Diskuswati hari ini membuka mata saya bahwa perjuangan kesetaraan gender bukan hanya urusan perempuan. Immawati dan Immawan sama-sama perlu memahami realitas sosial ini agar tidak terus-menerus mereproduksi ketidakadilan yang diwariskan.
Kesetaraan gender dalam perspektif Islam tidak pernah dimaksudkan untuk menyeragamkan laki-laki dan perempuan, tetapi memberikan keadilan sesuai kebutuhan setiap gender.
Keadilan yang dimaksud bukan berarti sama rata, tetapi setara dalam martabat, peluang, dan hak, sebagaimana ditegaskan dalam banyak ayat dan praktik kehidupan Nabi.

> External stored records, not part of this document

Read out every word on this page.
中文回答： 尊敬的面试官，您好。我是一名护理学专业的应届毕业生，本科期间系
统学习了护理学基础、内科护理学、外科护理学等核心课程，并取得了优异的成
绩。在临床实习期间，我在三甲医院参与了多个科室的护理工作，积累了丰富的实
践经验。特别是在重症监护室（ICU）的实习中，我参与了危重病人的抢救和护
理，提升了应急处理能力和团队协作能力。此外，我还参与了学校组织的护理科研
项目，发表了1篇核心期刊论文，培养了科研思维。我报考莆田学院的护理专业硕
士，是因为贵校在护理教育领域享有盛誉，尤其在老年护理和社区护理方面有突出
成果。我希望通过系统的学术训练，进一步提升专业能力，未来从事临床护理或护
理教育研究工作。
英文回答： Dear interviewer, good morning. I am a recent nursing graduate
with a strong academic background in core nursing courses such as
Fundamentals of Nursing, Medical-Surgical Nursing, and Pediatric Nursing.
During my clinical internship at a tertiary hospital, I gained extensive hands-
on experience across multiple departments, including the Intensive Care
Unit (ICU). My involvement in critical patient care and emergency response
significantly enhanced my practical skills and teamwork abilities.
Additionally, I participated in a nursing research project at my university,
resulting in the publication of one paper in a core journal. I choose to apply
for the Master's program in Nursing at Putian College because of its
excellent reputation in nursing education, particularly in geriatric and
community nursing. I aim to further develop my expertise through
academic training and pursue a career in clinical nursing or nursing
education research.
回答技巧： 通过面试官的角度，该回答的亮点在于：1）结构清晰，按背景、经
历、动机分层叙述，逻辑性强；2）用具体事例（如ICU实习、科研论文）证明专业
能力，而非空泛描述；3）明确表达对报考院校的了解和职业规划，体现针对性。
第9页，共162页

Di tengah masyarakat yang semakin kompleks—maraknya kekerasan berbasis gender, bias dalam regulasi, stereotipe media, hingga ketidaksetaraan ekonomi—pemahaman mengenai gender menjadi fondasi penting untuk membangun generasi yang peka, kritis, dan berkeadaban.
Materi seperti epistemologi gender, bias gender, strategi advokasi, hingga ecofeminisme mengajak kita berpikir bahwa ketidakadilan tidak hanya terjadi di rumah tangga, tetapi juga pada level sosial, struktural, bahkan ekologis.
Refleksi Pribadi
Diskuswati ini membuat saya memahami bahwa menghapus bias gender tidak cukup dengan menjelaskan perbedaan antara sex dan gender. Lebih dari itu, kita harus menyadari struktur sosial yang membentuk cara kita memandang perempuan dan laki-laki.
Kita perlu membangun keberanian untuk bertanya, “Apakah ini kodrat atau konstruksi sosial?” “Apakah ini ajaran agama atau interpretasi budaya?” “Apakah ini pilihan saya atau paksaan masyarakat?”
Kesetaraan gender bukan sekadar wacana, tetapi gerakan untuk membebaskan manusia dari belenggu stigma dan diskriminasi. Dan bagi saya, inilah inti dari menjadi kader IMM: bergerak, berdaya, berpihak pada kemanusiaan yang adil dan beradab.
Menutup refleksi ini, saya merasa perlu kembali bertanya pada diri sendiri: setelah memahami begitu banyak dinamika tentang gender, peran perempuan, dan bias sosial yang masih berjalan, bagaimana saya dapat menerjemahkan seluruh pembelajaran ini menjadi tindakan nyata dalam ruang IMM—menjadi Immawati yang lebih peka, lebih berdaya, dan lebih siap memperjuangkan kesetaraan?